“What a Life. What a Remarkable Remarkable Life”: The Passing of Toni Morrison

by Aug 6, 2019Arts

Toni Morrison was a towering intellect, a brilliant scribe of our nation’s complex stories, a heartbreaking journalist of our deepest desires, and a groundbreaking author who destroyed precepts, walls and those who dared underestimate her capacity. Rest well and in peace.”  —Stacey Abrams

American novelist Toni Morrison — winner of the Pulitzer Prize (1988), the Nobel Prize for Literature (1993), and many other awards — has died at the age 88.

“It is with profound sadness we share that, following a short illness, our adored mother and grandmother, Toni Morrison, passed away peacefully last night surrounded by family and friends,” the Morrison family said in a statement released Tuesday morning. “She was an extremely devoted mother, grandmother and aunt who reveled in being with her family and friends.
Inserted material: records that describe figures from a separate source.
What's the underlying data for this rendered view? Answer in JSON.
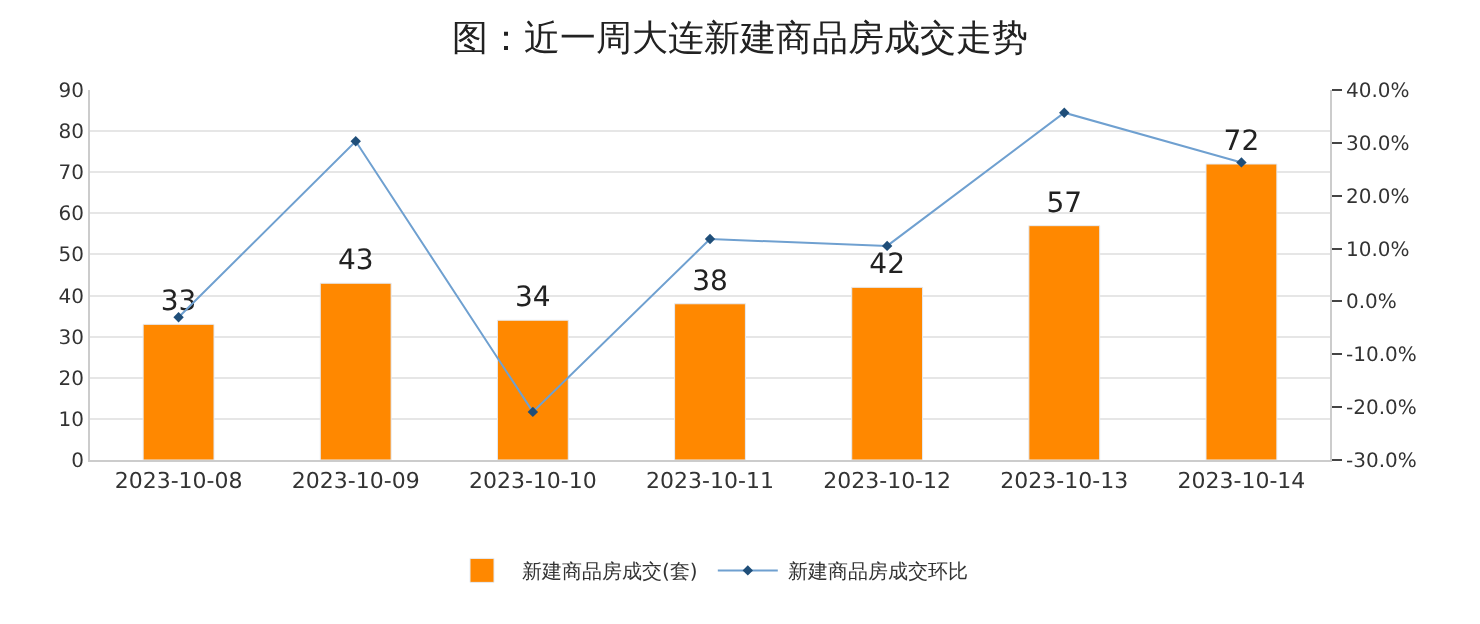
{
  "chart_data": {
    "type": "bar",
    "title": "图：近一周大连新建商品房成交走势",
    "categories": [
      "2023-10-08",
      "2023-10-09",
      "2023-10-10",
      "2023-10-11",
      "2023-10-12",
      "2023-10-13",
      "2023-10-14"
    ],
    "series": [
      {
        "name": "新建商品房成交(套)",
        "color": "#ff8800",
        "values": [
          33,
          43,
          34,
          38,
          42,
          57,
          72
        ],
        "value_labels": [
          "33",
          "43",
          "34",
          "38",
          "42",
          "57",
          "72"
        ]
      },
      {
        "name": "新建商品房成交环比",
        "type": "line",
        "axis": "y2",
        "color": "#6fa0d0",
        "marker": "diamond",
        "values": [
          -3.0,
          30.3,
          -20.9,
          11.8,
          10.5,
          35.7,
          26.3
        ]
      }
    ],
    "ylim": [
      0,
      90
    ],
    "yticks": [
      0,
      10,
      20,
      30,
      40,
      50,
      60,
      70,
      80,
      90
    ],
    "y2lim": [
      -30,
      40
    ],
    "y2ticks": [
      {
        "value": -30,
        "label": "-30.0%"
      },
      {
        "value": -20,
        "label": "-20.0%"
      },
      {
        "value": -10,
        "label": "-10.0%"
      },
      {
        "value": 0,
        "label": "0.0%"
      },
      {
        "value": 10,
        "label": "10.0%"
      },
      {
        "value": 20,
        "label": "20.0%"
      },
      {
        "value": 30,
        "label": "30.0%"
      },
      {
        "value": 40,
        "label": "40.0%"
      }
    ],
    "grid": "y",
    "legend": "bottom"
  }
}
The consummate writer who treasured the written word, whether her own, her students or others, she read voraciously and was most at home when writing. Although her passing represents a tremendous loss, we are grateful she had a long, well lived life.”

Author of a number of famous nonfiction books as well as novels, including “Song of Solomon”, “The Bluest Eye”, and “Beloved”, Morrison was renowned for career as an editor and teacher of African American studies, humanities, and creative writing at Princeton University, where she was professor emeritus.

According to the New York Times:

In awarding her the Nobel, the Swedish Academy cited her “novels characterized by visionary force and poetic import,” through which she “gives life to an essential aspect of American reality.”

Ms. Morrison animated that reality in a style resembling that of no other writer in English. Her prose, often luminous and incantatory, rings with the cadences of black oral tradition. Her plots are dreamlike and nonlinear, spooling backward and forward in time as though characters bring the entire weight of history to bear on their every act.

Her narratives mingle the voices of men, women, children and even ghosts in layered polyphony. Myth, magic and superstition are inextricably intertwined with everyday verities, a technique that caused Ms. Morrison’s novels to be likened often to those of Latin American magic realist writers like Gabriel García Márquez.

Following the announcement, Derrick Johnson, president and CEO of the NAACP, remarked: “Rest in power to #ToniMorrison, one of the most prolific writers of our time.”

News of her death resulted in streams of condolences and remembrances online from progressive lawmakers, fans, and others:

Writing for The New Yorker in 2003, Hilton Als explored how Morrison not only changed the U.S. literary landscape overall, but “fostered a generation of black writers” with her editing career, novels, and teaching. Offering an overview of her career, Als wrote:

When “The Bluest Eye” was published, in 1970, Morrison was unknown and thirty-nine years old. The initial print run was modest: two thousand copies in hardcover. Now a first edition can fetch upward of six thousand dollars. In 2000, when “The Bluest Eye” became a selection for Oprah’s Book Club, Plume sold more than eight hundred thousand paperback copies. By then, Toni Morrison had become Toni Morrison—the first African-American to win the Nobel Prize in Literature, in 1993. Following “The Bluest Eye,” Morrison published seven more novels: “Sula” (1973), “Song of Solomon” (1977), “Tar Baby” (1981), “Beloved” (1987), “Jazz” (1992), “Paradise” (1998), and now “Love.” Morrison also wrote a critical study, “Playing in the Dark: Whiteness and the Literary Imagination” (1992), which, like all her novels since “Song of Solomon,” became a best-seller. She has edited several anthologies—about O.J., about the Clarence Thomas hearings—as well as collections of the writings of Huey P. Newton and James Baldwin. With her son Slade, she has co-authored a number of books for children. She wrote the book for a musical, “New Orleans” (1983); a play, “Dreaming Emmett” (1986), which reimagined the life and death of Emmett Till, the fourteen-year-old black boy who was murdered in Mississippi in 1955; a song cycle with the composer André Previn; and, most recently, an opera based on the life of Margaret Garner, the slave whose story inspired “Beloved.”” She was an editor at Random House for nineteen years—she still reads the Times with pencil in hand, copy-editing as she goes—and has been the Robert F. Goheen Professor in the Council of the Humanities at Princeton since 1989.

“I know it seems like a lot,” Morrison said. “But I really only do one thing. I read books. I teach books. I write books. I think about books. It’s one job.”

From Princeton, university president Christopher L. Eisgruber said, “Morrison’s brilliant vision, inspired creativity, and unique voice have reshaped American culture and the world’s literary tradition. Her magnificent works will continue to light a path forward for generations of readers and authors.”